In der Staat-Regionen-Konferenz hingegen hatten sich Beobachter von außen den Widerstand der Lega-Präsidenten der norditalienischen Regionen erwartet, wo die Wasserkraft ein ebenfalls zentraler Wirtschaftssektor ist. Auch Rudi Rienzner hatte auf die Leghisti gehofft. Nicht aber Richard Theiner. “Dafür bin ich lange genug in der Politik.”

“In der Lega gibt es diverse Exponenten, die dasselbe Anliegen haben wie wir, nämlich die ökologische und wirtschaftliche Zukunft der Wasserkraftwerde zu sichern. In Gesprächen mit einzelnen Exponenten und Assessoren sind wir mit unseren Anliegen für die Wasserkraft sehr wohl auf Zustimmung gestoßen”, berichtet Theiner. Auch einige Lega-Parlamentarier der zweiten Reihe hatten öffentlich eine stärkere Berücksichtigung der Wasserkraft gefordert. Doch die Spitzenfunktionäre blieben still. Auch bei der Staat-Regionen-Konferenz am 6. Dezember hätten sie nicht für die Vorschläge aus Südtirol gestimmt, berichtet Theiner.

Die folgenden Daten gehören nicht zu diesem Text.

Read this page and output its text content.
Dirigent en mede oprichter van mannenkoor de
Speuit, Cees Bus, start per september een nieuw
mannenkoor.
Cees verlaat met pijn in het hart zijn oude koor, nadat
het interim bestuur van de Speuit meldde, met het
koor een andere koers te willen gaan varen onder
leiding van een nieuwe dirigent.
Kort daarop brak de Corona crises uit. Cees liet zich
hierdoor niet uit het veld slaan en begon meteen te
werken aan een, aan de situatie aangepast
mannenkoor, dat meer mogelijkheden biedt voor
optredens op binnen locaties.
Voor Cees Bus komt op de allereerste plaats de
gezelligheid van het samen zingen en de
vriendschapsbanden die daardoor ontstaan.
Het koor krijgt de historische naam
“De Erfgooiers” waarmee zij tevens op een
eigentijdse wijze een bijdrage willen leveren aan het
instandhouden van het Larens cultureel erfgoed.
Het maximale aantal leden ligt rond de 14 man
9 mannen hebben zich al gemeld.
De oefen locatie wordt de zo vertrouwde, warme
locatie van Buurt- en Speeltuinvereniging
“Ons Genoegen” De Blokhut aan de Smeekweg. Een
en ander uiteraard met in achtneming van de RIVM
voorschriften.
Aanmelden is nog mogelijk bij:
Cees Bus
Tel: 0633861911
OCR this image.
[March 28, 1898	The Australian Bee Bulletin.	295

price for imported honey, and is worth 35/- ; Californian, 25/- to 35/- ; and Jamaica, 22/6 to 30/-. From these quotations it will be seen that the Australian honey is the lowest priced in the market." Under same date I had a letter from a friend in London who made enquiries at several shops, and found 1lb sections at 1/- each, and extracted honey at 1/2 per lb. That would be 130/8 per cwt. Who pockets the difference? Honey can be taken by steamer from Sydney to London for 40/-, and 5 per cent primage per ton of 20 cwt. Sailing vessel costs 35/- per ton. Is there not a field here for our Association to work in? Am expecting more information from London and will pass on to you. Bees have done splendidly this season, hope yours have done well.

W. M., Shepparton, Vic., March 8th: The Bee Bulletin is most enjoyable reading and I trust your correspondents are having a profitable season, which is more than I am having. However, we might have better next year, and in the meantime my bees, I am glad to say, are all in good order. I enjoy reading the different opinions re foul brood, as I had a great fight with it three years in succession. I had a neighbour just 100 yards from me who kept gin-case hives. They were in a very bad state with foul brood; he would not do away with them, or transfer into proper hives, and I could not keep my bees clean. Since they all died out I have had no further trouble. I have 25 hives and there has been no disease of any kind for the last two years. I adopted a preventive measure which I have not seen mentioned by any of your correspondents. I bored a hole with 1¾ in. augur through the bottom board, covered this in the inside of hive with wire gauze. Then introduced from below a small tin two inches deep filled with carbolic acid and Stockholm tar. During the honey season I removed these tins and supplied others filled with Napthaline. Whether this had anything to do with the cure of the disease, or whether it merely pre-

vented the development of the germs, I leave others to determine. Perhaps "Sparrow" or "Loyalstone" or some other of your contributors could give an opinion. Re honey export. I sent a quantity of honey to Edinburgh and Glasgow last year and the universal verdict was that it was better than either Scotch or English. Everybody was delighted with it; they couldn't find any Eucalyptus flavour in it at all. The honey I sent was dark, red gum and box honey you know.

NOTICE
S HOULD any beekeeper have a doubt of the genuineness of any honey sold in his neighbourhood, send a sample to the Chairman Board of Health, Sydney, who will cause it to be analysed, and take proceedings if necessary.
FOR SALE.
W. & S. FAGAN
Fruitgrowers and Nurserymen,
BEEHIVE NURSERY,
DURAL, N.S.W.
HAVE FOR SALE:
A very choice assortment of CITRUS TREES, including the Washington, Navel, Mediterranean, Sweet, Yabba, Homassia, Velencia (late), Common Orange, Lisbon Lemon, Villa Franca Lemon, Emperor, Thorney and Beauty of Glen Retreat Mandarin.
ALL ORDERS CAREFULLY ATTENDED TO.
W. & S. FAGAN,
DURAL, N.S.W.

Die verwehrte Unterstützung führt er darauf zurück, dass die Lega in Rom in dieser Sache offensichtlich keinen neuen Streit mit dem Koalitionspartner vom Zaun brechen will: “Nicht nur ich habe den Eindruck, dass man sich lange schon auf diese politische Linie geeinigt hat und sie jetzt durchzieht. Wäre es anders, würden sich auch andere Regionenvertreter äußern. Hier scheint 5 Sterne-Lega einmal zu funktionieren.”

 

Showdown in Rom

Am Donnerstag Nachmittag tritt die Vereinte Konferenz zusammen, in der neben den Mitgliedern der Staat-Regionen-Konferenz auch Gemeinden, Städte und Provinzen sowie die vier Minister für Inneres (Matteo Salvini), Wirtschaft (Giovanni Tria), Infrastrukturen (Danilo Toninelli) und Gesundheit (Giulia Grillo) vertreten sind. Sie muss ein Gutachten zum Förderdekret abgeben. Danach ist die EU an der Reihe.

“Wir haben noch am Montag eine Stellungnahme eingereicht, in der wir fordern, dass unsere drei Punkte noch einmal behandelt werden”, verrät Theiner. Die Zeichen stehen denkbar ungünstig. Denn: Wo kein römischer Wille, da kein Südtiroler Weg.